Not that Labour are much better. But still.

Tuesday 10 January 2012

Pronounciation Doesn't Matter

So something very specific has been irritating me. It's when people get all heated up over the way that people other than themselves pronounce words.

You know how it goes. One only has to say the word "scone" for half of the room to shudder dramatically and say "that's not how you pronounce scone!". The other half of the room will then invariably rise to the insult, saying "yes it is! I don't what kind of weird way you're pronouncing it!" The entire conversation will then descend into passive-aggressive tribalist madness, and you will sit there nibbling at your scon/scoan, silently ashamed for bringing the matter up.

The passion with which some can slug out verbal battles over the way people say words completely baffles me.
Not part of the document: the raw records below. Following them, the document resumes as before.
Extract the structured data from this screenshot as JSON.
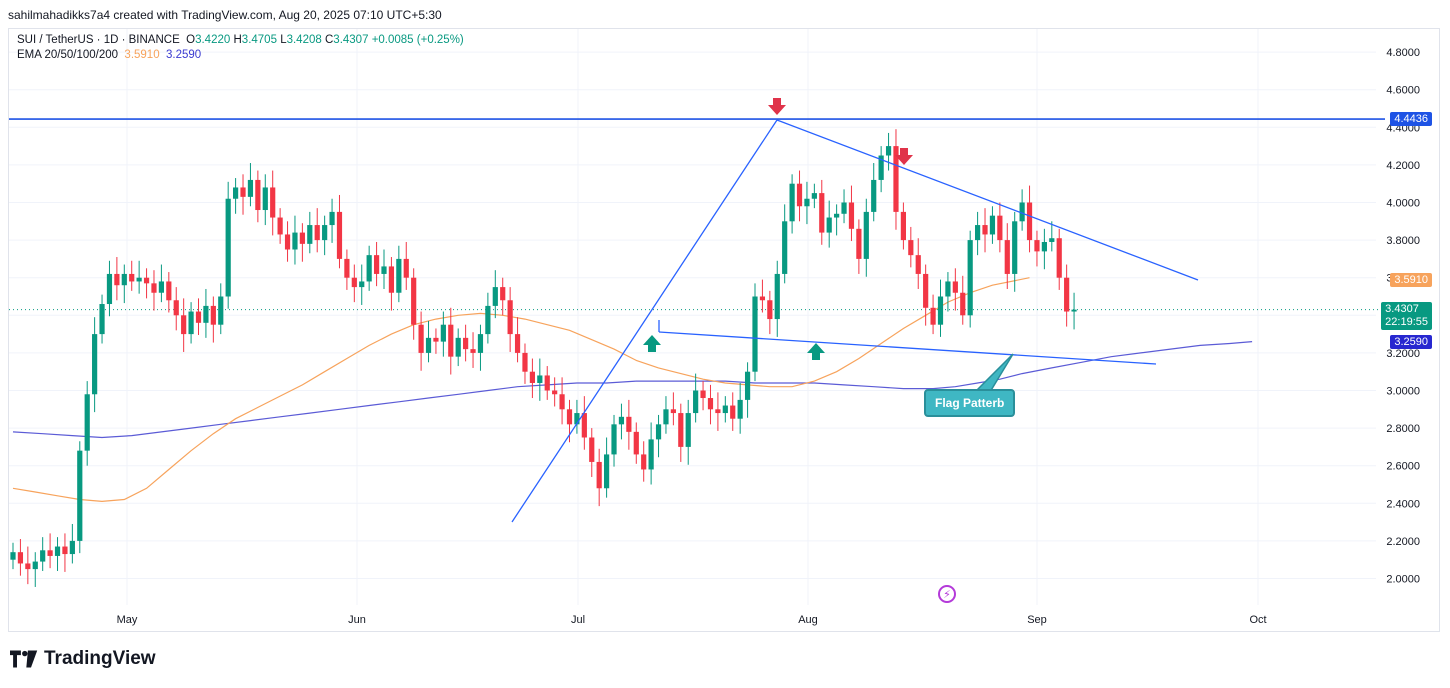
{
  "header": {
    "attribution": "sahilmahadikks7a4 created with TradingView.com, Aug 20, 2025 07:10 UTC+5:30"
  },
  "legend": {
    "symbol": "SUI / TetherUS · 1D · BINANCE",
    "o_label": "O",
    "o_value": "3.4220",
    "h_label": "H",
    "h_value": "3.4705",
    "l_label": "L",
    "l_value": "3.4208",
    "c_label": "C",
    "c_value": "3.4307",
    "change": "+0.0085 (+0.25%)",
    "ema_label": "EMA 20/50/100/200",
    "ema50_value": "3.5910",
    "ema200_value": "3.2590"
  },
  "price_tags": {
    "resistance": "4.4436",
    "ema50": "3.5910",
    "last_price": "3.4307",
    "countdown": "22:19:55",
    "ema200": "3.2590"
  },
  "annotation": {
    "label": "Flag Patterb"
  },
  "footer": {
    "brand": "TradingView"
  },
  "colors": {
    "up": "#089981",
    "down": "#f23645",
    "ema50": "#f7a35c",
    "ema200": "#5b5bd6",
    "trend": "#2962ff",
    "resistance": "#1e53e5",
    "callout": "#3fb7c3"
  },
  "chart_data": {
    "type": "candlestick",
    "instrument": "SUI / TetherUS",
    "timeframe": "1D",
    "exchange": "BINANCE",
    "x_ticks": [
      "May",
      "Jun",
      "Jul",
      "Aug",
      "Sep",
      "Oct"
    ],
    "y_ticks": [
      "2.0000",
      "2.2000",
      "2.4000",
      "2.6000",
      "2.8000",
      "3.0000",
      "3.2000",
      "3.4000",
      "3.6000",
      "3.8000",
      "4.0000",
      "4.2000",
      "4.4000",
      "4.6000",
      "4.8000"
    ],
    "ylim": [
      1.93,
      4.95
    ],
    "closes": [
      2.14,
      2.08,
      2.05,
      2.09,
      2.15,
      2.12,
      2.17,
      2.13,
      2.2,
      2.68,
      2.98,
      3.3,
      3.46,
      3.62,
      3.56,
      3.62,
      3.58,
      3.6,
      3.57,
      3.52,
      3.58,
      3.48,
      3.4,
      3.3,
      3.42,
      3.36,
      3.45,
      3.35,
      3.5,
      4.02,
      4.08,
      4.03,
      4.12,
      3.96,
      4.08,
      3.92,
      3.83,
      3.75,
      3.84,
      3.78,
      3.88,
      3.8,
      3.88,
      3.95,
      3.7,
      3.6,
      3.55,
      3.58,
      3.72,
      3.62,
      3.66,
      3.52,
      3.7,
      3.6,
      3.35,
      3.2,
      3.28,
      3.26,
      3.35,
      3.18,
      3.28,
      3.22,
      3.2,
      3.3,
      3.45,
      3.55,
      3.48,
      3.3,
      3.2,
      3.1,
      3.04,
      3.08,
      3.0,
      2.98,
      2.9,
      2.82,
      2.88,
      2.75,
      2.62,
      2.48,
      2.66,
      2.82,
      2.86,
      2.78,
      2.66,
      2.58,
      2.74,
      2.82,
      2.9,
      2.88,
      2.7,
      2.88,
      3.0,
      2.96,
      2.9,
      2.88,
      2.92,
      2.85,
      2.95,
      3.1,
      3.5,
      3.48,
      3.38,
      3.62,
      3.9,
      4.1,
      3.98,
      4.02,
      4.05,
      3.84,
      3.92,
      3.94,
      4.0,
      3.86,
      3.7,
      3.95,
      4.12,
      4.25,
      4.3,
      3.95,
      3.8,
      3.72,
      3.62,
      3.44,
      3.35,
      3.5,
      3.58,
      3.52,
      3.4,
      3.8,
      3.88,
      3.83,
      3.93,
      3.8,
      3.62,
      3.9,
      4.0,
      3.8,
      3.74,
      3.79,
      3.81,
      3.6,
      3.42,
      3.43
    ],
    "ema50": [
      2.48,
      2.46,
      2.44,
      2.42,
      2.41,
      2.42,
      2.48,
      2.58,
      2.68,
      2.77,
      2.85,
      2.91,
      2.97,
      3.03,
      3.1,
      3.17,
      3.24,
      3.3,
      3.35,
      3.38,
      3.4,
      3.41,
      3.4,
      3.38,
      3.35,
      3.32,
      3.27,
      3.22,
      3.16,
      3.12,
      3.09,
      3.06,
      3.04,
      3.03,
      3.02,
      3.02,
      3.05,
      3.1,
      3.17,
      3.25,
      3.33,
      3.4,
      3.47,
      3.52,
      3.56,
      3.6
    ],
    "ema50_x_days": [
      0,
      3,
      6,
      9,
      12,
      15,
      18,
      21,
      24,
      27,
      30,
      33,
      36,
      39,
      42,
      45,
      48,
      51,
      54,
      57,
      60,
      63,
      66,
      69,
      72,
      75,
      78,
      81,
      84,
      87,
      90,
      93,
      96,
      99,
      102,
      105,
      108,
      111,
      114,
      117,
      120,
      123,
      126,
      129,
      132,
      137
    ],
    "ema200": [
      2.78,
      2.77,
      2.76,
      2.75,
      2.76,
      2.78,
      2.8,
      2.82,
      2.84,
      2.86,
      2.88,
      2.9,
      2.92,
      2.94,
      2.96,
      2.98,
      3.0,
      3.02,
      3.03,
      3.04,
      3.04,
      3.05,
      3.05,
      3.05,
      3.05,
      3.04,
      3.04,
      3.04,
      3.03,
      3.02,
      3.01,
      3.01,
      3.02,
      3.04,
      3.06,
      3.09,
      3.12,
      3.15,
      3.18,
      3.2,
      3.22,
      3.24,
      3.25,
      3.26
    ],
    "ema200_x_days": [
      0,
      4,
      8,
      12,
      16,
      20,
      24,
      28,
      32,
      36,
      40,
      44,
      48,
      52,
      56,
      60,
      64,
      68,
      72,
      76,
      80,
      84,
      88,
      92,
      96,
      100,
      104,
      108,
      112,
      116,
      120,
      124,
      127,
      130,
      133,
      136,
      140,
      144,
      148,
      152,
      156,
      160,
      164,
      167
    ],
    "resistance_level": 4.4436,
    "annotations": [
      "Flag Patterb"
    ]
  }
}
I mean, pronounciation, literally, doesn't matter. Grammar matters. Spelling, usually, matters. Word choice matters, if only  because it serves as an interesting way to view the soul of mankind. But the variation in the way people pronounce words, literally, has no significance. It does not affect the quality of interpersonal communication, since we always know which words the other person means (granted, if someone did something like pronounce "house" as "hoo-say", we might have a problem, but this never happens, so it is unimportant). It's not interesting to discuss, either: we learn that people from different places or with different regional ancestry say things differently at the rough age of five, and there is no grander conclusion that scon vs scoan arguments reach. It's a complete waste of time and brain power.
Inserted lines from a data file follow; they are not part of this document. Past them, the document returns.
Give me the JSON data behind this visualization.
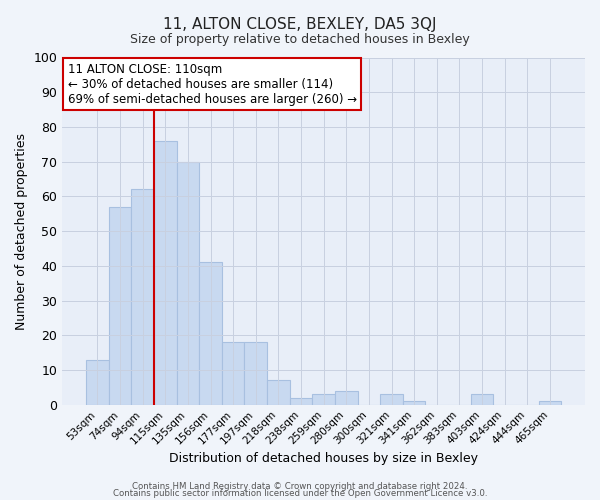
{
  "title": "11, ALTON CLOSE, BEXLEY, DA5 3QJ",
  "subtitle": "Size of property relative to detached houses in Bexley",
  "xlabel": "Distribution of detached houses by size in Bexley",
  "ylabel": "Number of detached properties",
  "bar_labels": [
    "53sqm",
    "74sqm",
    "94sqm",
    "115sqm",
    "135sqm",
    "156sqm",
    "177sqm",
    "197sqm",
    "218sqm",
    "238sqm",
    "259sqm",
    "280sqm",
    "300sqm",
    "321sqm",
    "341sqm",
    "362sqm",
    "383sqm",
    "403sqm",
    "424sqm",
    "444sqm",
    "465sqm"
  ],
  "bar_values": [
    13,
    57,
    62,
    76,
    70,
    41,
    18,
    18,
    7,
    2,
    3,
    4,
    0,
    3,
    1,
    0,
    0,
    3,
    0,
    0,
    1
  ],
  "bar_color": "#c8d9f0",
  "bar_edge_color": "#a8c0e0",
  "vline_color": "#cc0000",
  "annotation_title": "11 ALTON CLOSE: 110sqm",
  "annotation_line1": "← 30% of detached houses are smaller (114)",
  "annotation_line2": "69% of semi-detached houses are larger (260) →",
  "annotation_box_color": "#ffffff",
  "annotation_box_edge": "#cc0000",
  "ylim": [
    0,
    100
  ],
  "yticks": [
    0,
    10,
    20,
    30,
    40,
    50,
    60,
    70,
    80,
    90,
    100
  ],
  "footer1": "Contains HM Land Registry data © Crown copyright and database right 2024.",
  "footer2": "Contains public sector information licensed under the Open Government Licence v3.0.",
  "bg_color": "#f0f4fa",
  "plot_bg_color": "#e8eef8",
  "grid_color": "#c8d0e0"
}
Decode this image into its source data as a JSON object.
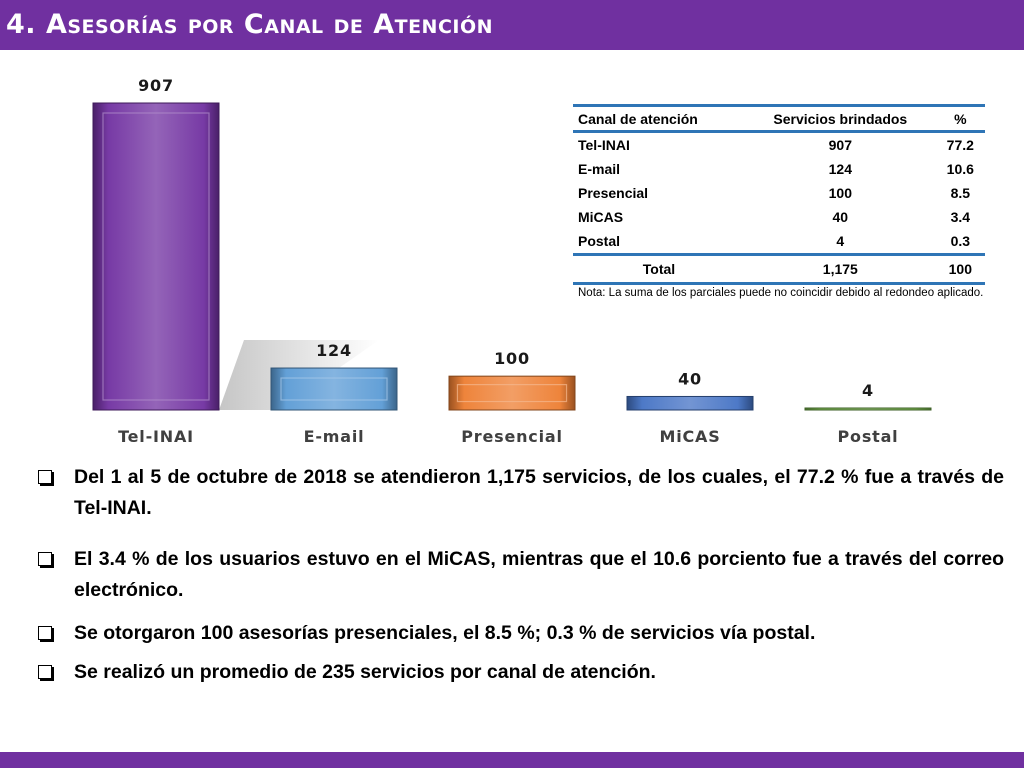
{
  "title": "4. Asesorías por Canal de Atención",
  "chart_data": {
    "type": "bar",
    "categories": [
      "Tel-INAI",
      "E-mail",
      "Presencial",
      "MiCAS",
      "Postal"
    ],
    "values": [
      907,
      124,
      100,
      40,
      4
    ],
    "value_labels": [
      "907",
      "124",
      "100",
      "40",
      "4"
    ],
    "colors": [
      "#7030a0",
      "#5b9bd5",
      "#ed7d31",
      "#4472c4",
      "#70ad47"
    ],
    "ylim": [
      0,
      907
    ],
    "grid": false,
    "legend": "none"
  },
  "table": {
    "headers": [
      "Canal de atención",
      "Servicios brindados",
      "%"
    ],
    "rows": [
      [
        "Tel-INAI",
        "907",
        "77.2"
      ],
      [
        "E-mail",
        "124",
        "10.6"
      ],
      [
        "Presencial",
        "100",
        "8.5"
      ],
      [
        "MiCAS",
        "40",
        "3.4"
      ],
      [
        "Postal",
        "4",
        "0.3"
      ]
    ],
    "total": [
      "Total",
      "1,175",
      "100"
    ],
    "note": "Nota: La suma de los parciales puede no coincidir debido al redondeo aplicado."
  },
  "bullets": [
    "Del 1 al 5 de octubre de 2018 se atendieron 1,175 servicios, de los cuales, el 77.2 % fue a través de Tel-INAI.",
    "El 3.4 % de los usuarios estuvo en el MiCAS, mientras que el 10.6 porciento fue a través del correo electrónico.",
    "Se otorgaron 100 asesorías presenciales, el 8.5 %; 0.3 % de servicios vía postal.",
    "Se realizó un promedio de 235 servicios por canal de atención."
  ]
}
I'm concerned that people's concern for "correct" pronounciation may come from nothing but a delusional sense of superiority. It's difficult for any of us to get rid of the gut reaction of "how dare these people have ways different from mine! My [accent/politics/religious views] are a result of how I was brought up, and no-one can have been brought up better than I!" Etc. Which is silly. There is no "better" way of pronouncing scone, or vase, or whatever the other points of contention are.

Really, there are just better things to spend our energy discussing. Blogging about it probably isn't helping on that front. But whatever.

Wednesday 4 January 2012

Re: Racist Train Lady and freedom of speech

So firstly, the BNP released this in support of Emma West, the woman who went on a racist rant on a public train in front of various non-white people and their children, which then got filmed and Youtubed. She is currently being prosecuted under hate speech laws, which the BNP is taking as an affront on the freedom of the nationalist community.
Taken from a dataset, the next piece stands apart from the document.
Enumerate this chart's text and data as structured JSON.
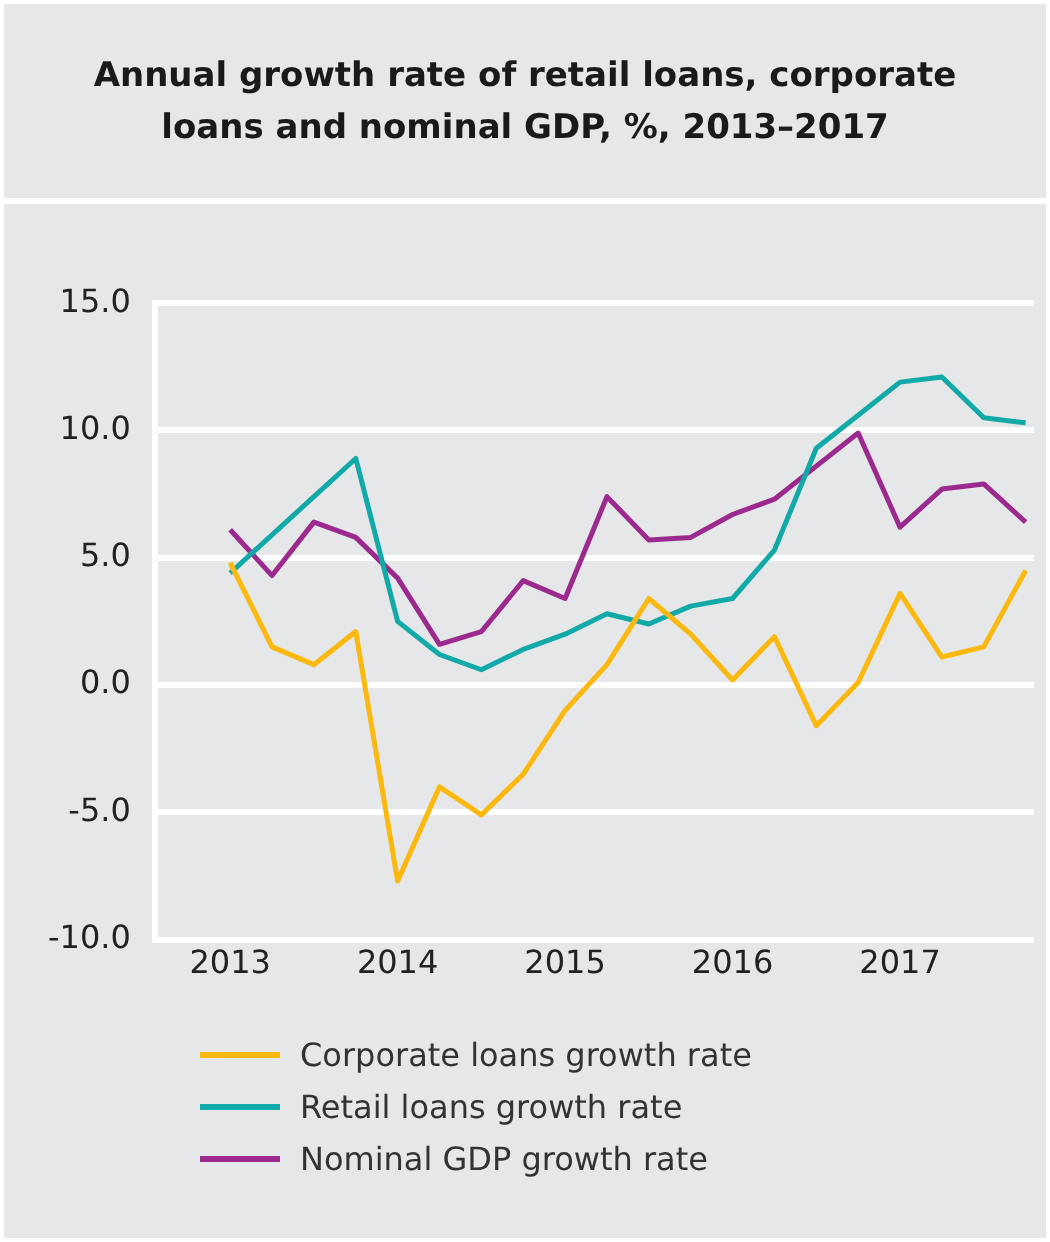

Secondly, the story was covered on JoeMyGod, which is possibly the most liberal-left-wing American blog on the whole of the internet. Surprisingly (to me), many of Joe's readers agree with the BNP that prosecuting Emma West is an unacceptable restriction of freedom of speech.

I want to be clear about this. I do not think that there being legal consequences for someone who engages in a profane rant against fellow train passengers is in any way a restriction of freedom of speech. I think that the BNP are (somewhat ironically) playing the minority card and trying to rouse sympathy for their cause by crying oppression, and that many decent non-racist people are falling for it.

No political viewpoint is warrant enough to treat fellow human beings with the level of contempt that Emma West had for those on the receiving end of her tirade. If she hadn't said anything about race, if she had started yelling at train passengers and making high-volume personal remarks about their weight or facial features, then no-one would be defending her. But somehow, the British right wing have been able to mystify her comments as a legitimate expression of a reasonable political viewpoint.

Prosecuting Emma West has no bearing on freedom of speech. As always, those who hold a nationalist or racialist point of view will be free to state their political opinions. But they cannot use those opinions as an excuse to slander strangers in public.